Qual o destino so seu "velho" aparelho? (Imagem: Eirik Solheim/Unsplash)
Fenômeno do “celular do Pix” pode explicar tantos aparelhos velhos em casa (Imagem: Eirik Solheim/Unsplash)

Há ainda o fenômeno do “celular do Pix”, um termo terrível para designar o telefone que fica num ambiente seguro, quase não sai de casa, e por isso mesmo é utilizado para transações financeiras mais vultosas.

A pesquisa divulgada pelo Mobile Time aponta que, de modo geral, 81% dos smartphones foram comprados. Os outros 19% representam aparelhos ganhos de presente.

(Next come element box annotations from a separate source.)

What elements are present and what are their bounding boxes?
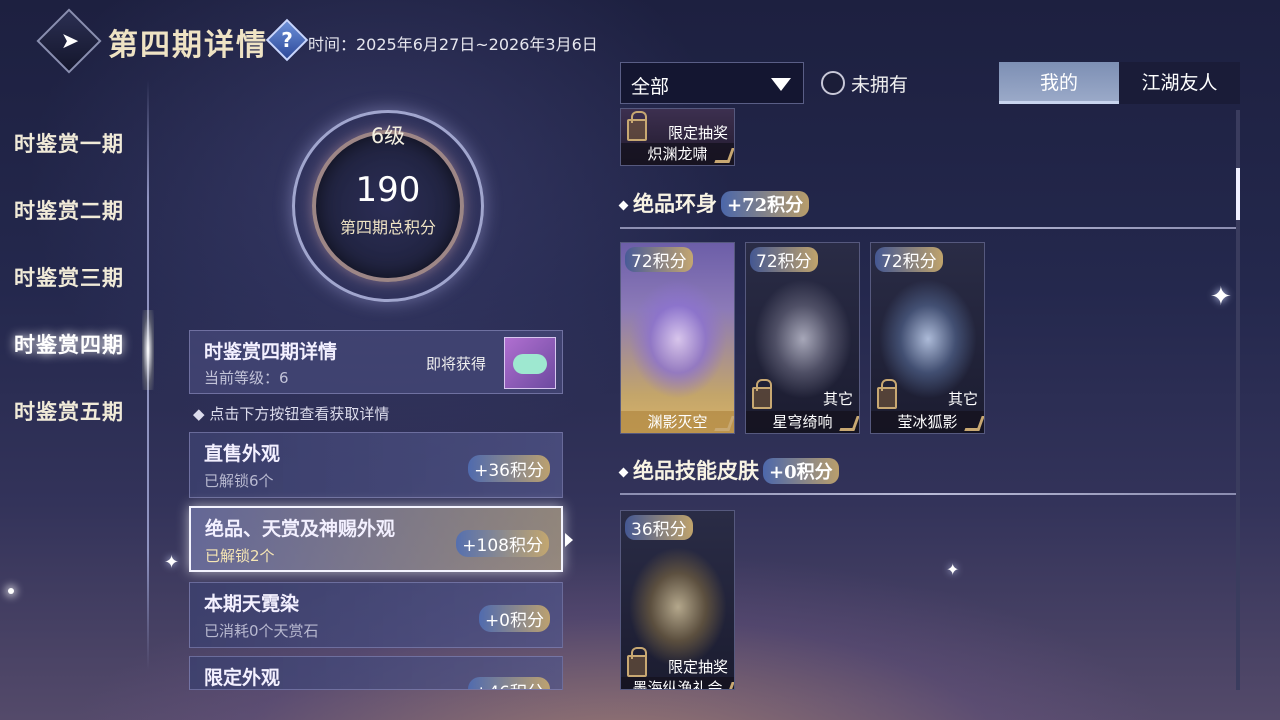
card-tag: 限定抽奖 <box>667 658 728 676</box>
card-name: 渊影灭空 <box>621 411 734 433</box>
item-card[interactable]: 限定抽奖 炽渊龙啸 <box>620 108 735 166</box>
nav-item-period-4[interactable]: 时鉴赏四期 <box>14 329 154 396</box>
upcoming-reward-label: 即将获得 <box>426 355 487 373</box>
card-art <box>629 279 727 399</box>
section-title-text: 绝品技能皮肤 <box>633 458 759 483</box>
lock-icon <box>877 379 897 409</box>
card-points: 72积分 <box>875 247 943 272</box>
section-title: 绝品技能皮肤 +0积分 <box>618 455 839 485</box>
nav-item-period-2[interactable]: 时鉴赏二期 <box>14 195 154 262</box>
card-name: 炽渊龙啸 <box>621 143 734 165</box>
nav-item-period-3[interactable]: 时鉴赏三期 <box>14 262 154 329</box>
category-sub: 已解锁6个 <box>204 472 274 490</box>
unowned-label[interactable]: 未拥有 <box>851 70 908 97</box>
detail-title: 时鉴赏四期详情 <box>204 341 338 363</box>
section-title: 绝品环身 +72积分 <box>618 188 810 218</box>
current-level: 当前等级：6 <box>204 369 289 387</box>
card-tag: 其它 <box>947 390 978 408</box>
card-name: 莹冰狐影 <box>871 411 984 433</box>
category-points: +36积分 <box>468 455 550 482</box>
card-points: 72积分 <box>750 247 818 272</box>
category-sub: 已消耗0个天赏石 <box>204 622 319 640</box>
category-points: +0积分 <box>478 605 550 632</box>
category-direct-sale[interactable]: 直售外观 已解锁6个 +36积分 <box>189 432 563 498</box>
item-card[interactable]: 72积分 其它 星穹绮响 <box>745 242 860 434</box>
upcoming-reward-icon[interactable] <box>504 337 556 389</box>
total-score: 190 <box>355 170 421 210</box>
category-title: 绝品、天赏及神赐外观 <box>205 518 396 540</box>
section-points: +72积分 <box>721 191 810 217</box>
category-title: 限定外观 <box>204 667 281 689</box>
help-button[interactable]: ? <box>265 18 309 62</box>
sparkle-decoration: ✦ <box>1210 282 1232 312</box>
lock-icon <box>752 379 772 409</box>
card-name: 墨海纵渔礼会 <box>621 677 734 689</box>
page-title: 第四期详情 <box>108 28 268 63</box>
category-premium[interactable]: 绝品、天赏及神赐外观 已解锁2个 +108积分 <box>189 506 563 572</box>
hint-label: 点击下方按钮查看获取详情 <box>209 405 390 423</box>
bullet-icon <box>618 200 629 211</box>
card-name: 星穹绮响 <box>746 411 859 433</box>
filter-dropdown-value: 全部 <box>631 76 670 98</box>
period-time: 时间：2025年6月27日~2026年3月6日 <box>308 35 598 54</box>
hint-text: ◆ 点击下方按钮查看获取详情 <box>193 405 390 423</box>
nav-item-period-1[interactable]: 时鉴赏一期 <box>14 128 154 195</box>
filter-dropdown[interactable]: 全部 <box>620 62 804 104</box>
period-detail-card[interactable]: 时鉴赏四期详情 当前等级：6 即将获得 <box>189 330 563 394</box>
sparkle-decoration: ✦ <box>164 552 180 573</box>
item-card[interactable]: 72积分 其它 莹冰狐影 <box>870 242 985 434</box>
nav-item-period-5[interactable]: 时鉴赏五期 <box>14 396 154 463</box>
card-points: 36积分 <box>625 515 693 540</box>
total-score-label: 第四期总积分 <box>339 218 436 237</box>
unowned-radio[interactable] <box>821 71 845 95</box>
sparkle-decoration <box>8 588 14 594</box>
question-icon: ? <box>281 28 293 52</box>
section-points: +0积分 <box>763 458 839 484</box>
category-sub: 已解锁2个 <box>205 547 275 565</box>
bullet-icon <box>618 467 629 478</box>
category-title: 直售外观 <box>204 443 281 465</box>
scrollbar-thumb[interactable] <box>1236 168 1240 220</box>
section-divider <box>620 227 1236 229</box>
back-arrow-icon: ➤ <box>60 29 80 54</box>
score-ring: 6级 190 第四期总积分 <box>288 110 488 302</box>
item-card[interactable]: 72积分 渊影灭空 <box>620 242 735 434</box>
tab-mine[interactable]: 我的 <box>999 62 1119 104</box>
category-dye[interactable]: 本期天霓染 已消耗0个天赏石 +0积分 <box>189 582 563 648</box>
section-divider <box>620 493 1236 495</box>
section-title-text: 绝品环身 <box>633 191 717 216</box>
card-tag: 限定抽奖 <box>667 124 728 142</box>
category-points: +46积分 <box>468 677 550 689</box>
level-label: 6级 <box>370 124 406 148</box>
selected-arrow-icon <box>565 533 573 547</box>
lock-icon <box>627 111 647 141</box>
category-points: +108积分 <box>456 530 549 557</box>
category-title: 本期天霓染 <box>204 593 300 615</box>
sparkle-decoration: ✦ <box>946 560 960 579</box>
category-limited[interactable]: 限定外观 +46积分 <box>189 656 563 690</box>
chevron-down-icon <box>771 78 791 91</box>
lock-icon <box>627 647 647 677</box>
item-card[interactable]: 36积分 限定抽奖 墨海纵渔礼会 <box>620 510 735 690</box>
card-points: 72积分 <box>625 247 693 272</box>
period-nav: 时鉴赏一期 时鉴赏二期 时鉴赏三期 时鉴赏四期 时鉴赏五期 <box>14 128 154 463</box>
tab-friends[interactable]: 江湖友人 <box>1119 62 1240 104</box>
card-tag: 其它 <box>822 390 853 408</box>
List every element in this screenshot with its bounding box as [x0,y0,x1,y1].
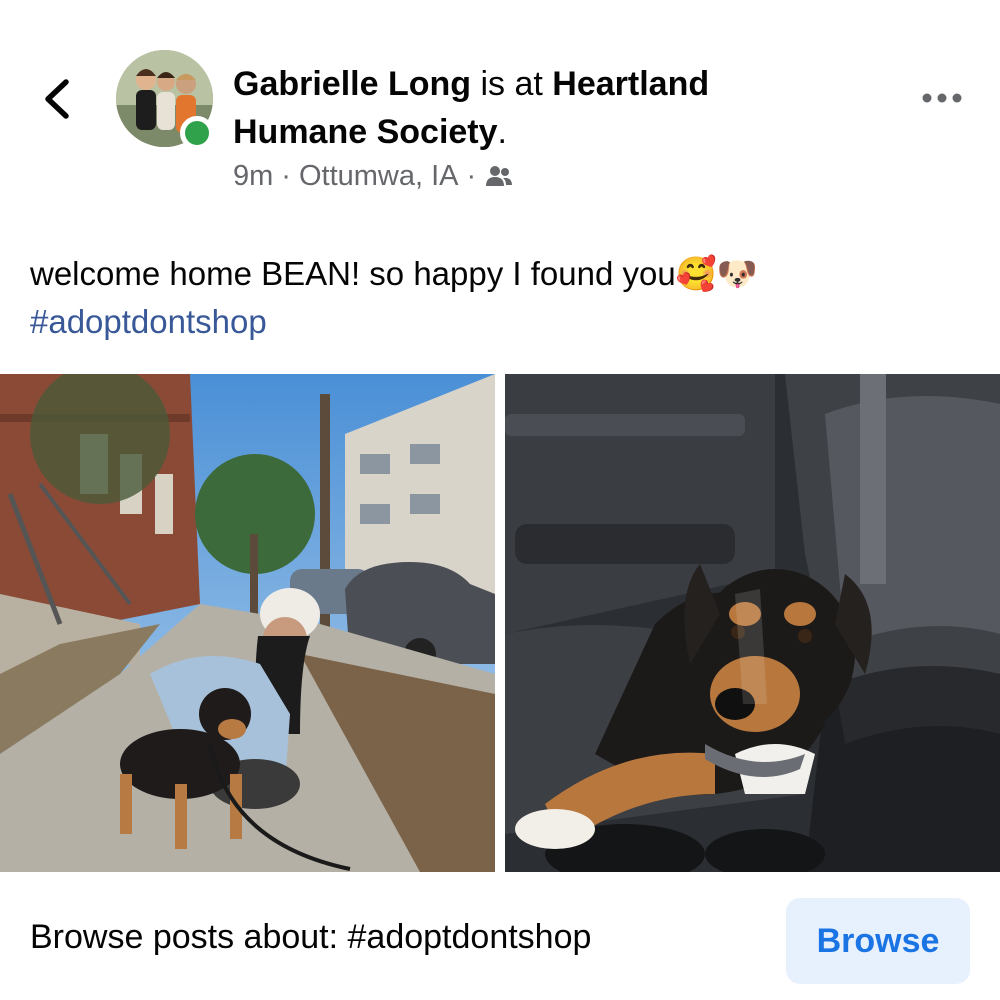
header-period: . [497,113,507,151]
post-header: Gabrielle Long is at Heartland Humane So… [233,60,833,156]
post-time[interactable]: 9m [233,160,273,193]
back-button[interactable] [36,74,80,124]
more-options-button[interactable] [920,88,964,108]
post-meta: 9m · Ottumwa, IA · [233,160,514,193]
header-connector: is at [471,65,553,103]
meta-separator: · [466,160,477,192]
chevron-left-icon [45,79,69,119]
photo-dog-in-car[interactable] [505,374,1000,872]
post-location[interactable]: Ottumwa, IA [299,160,459,193]
browse-button[interactable]: Browse [786,898,970,984]
post-emojis: 🥰🐶 [675,254,758,293]
more-horizontal-icon [922,93,962,103]
post-body: welcome home BEAN! so happy I found you🥰… [30,250,970,346]
post-message: welcome home BEAN! so happy I found you [30,255,676,292]
meta-separator: · [281,160,291,192]
post-hashtag-link[interactable]: #adoptdontshop [30,298,970,346]
author-name[interactable]: Gabrielle Long [233,65,471,103]
photo-woman-with-dog[interactable] [0,374,495,872]
browse-hashtag-text: Browse posts about: #adoptdontshop [30,918,592,956]
friends-icon[interactable] [484,164,514,190]
online-status-indicator [180,116,214,150]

Os celulares novos são a opção de 91% dos consumidores ouvidos. Os demais 9% são aparelhos usados, um mercado que, a meu ver, tem potencial de crescer bastante nos próximos anos, conforme os smartphones intermediários se tornam melhores e mais completos.

Samsung, Apple e Motorola no pódio

Linha Galaxy S23; versão Ultra (à esquerda) tem câmera de 200 MP (imagem: Paulo Higa/Tecnoblog)
Samsung é a marca de celular mais citada pelos entrevistados (imagem: Paulo Higa/Tecnoblog)

Os entrevistados foram convidados a revelar qual a marca de smartphone deles. A Samsung aparece na dianteira, citada por 39% das pessoas. Na sequência aparece a Apple (22%), que tomou a tradicional posição da Motorola (18%), agora em terceiro lugar.

As demais marcas de telefone citadas pelos consumidores foram a Xiaomi (14%), a LG (3% – que inclusive abandonou o mercado) e a Realme 1%. Demais empresas somam 3%.

No embate entre sistemas, por óbvio, o Android sai na frente, com 76% contra 23% do iOS. Há ainda 1% de consumidores que diz não saber qual a plataforma do próprio smartphone.

Quase ninguém liga para o 5G

Eu estou sendo hiperbólico quando uso o termo “quase ninguém”. Na verdade, 4% dos brasileiros ouvidos pela pesquisa afirmam que o 5G é a principal funcionalidade buscada por eles na hora de escolher um novo smartphone.

A conexão de alta velocidade está disponível há pelo menos dois anos nas versões DSS e NSA. Mais recentemente, o 5G SA completou um ano com cobertura principalmente nas capitais e grandes cidades. O impacto parece ser pequeno no imaginário da clientela, segundo o Mobile Time.

Talvez o apelo da internet 5G comece a aparecer agora. Não custa lembrar da entrevista que fiz com o vice-presidente de dispositivos móveis da Samsung, publicada na semana passada. Gustavo Assunção explicou que o Galaxy A14 com 5G foi mais vendido do que a versão 4G (LTE) no Dia das Mães, uma das datas mais importantes para o comércio nacional.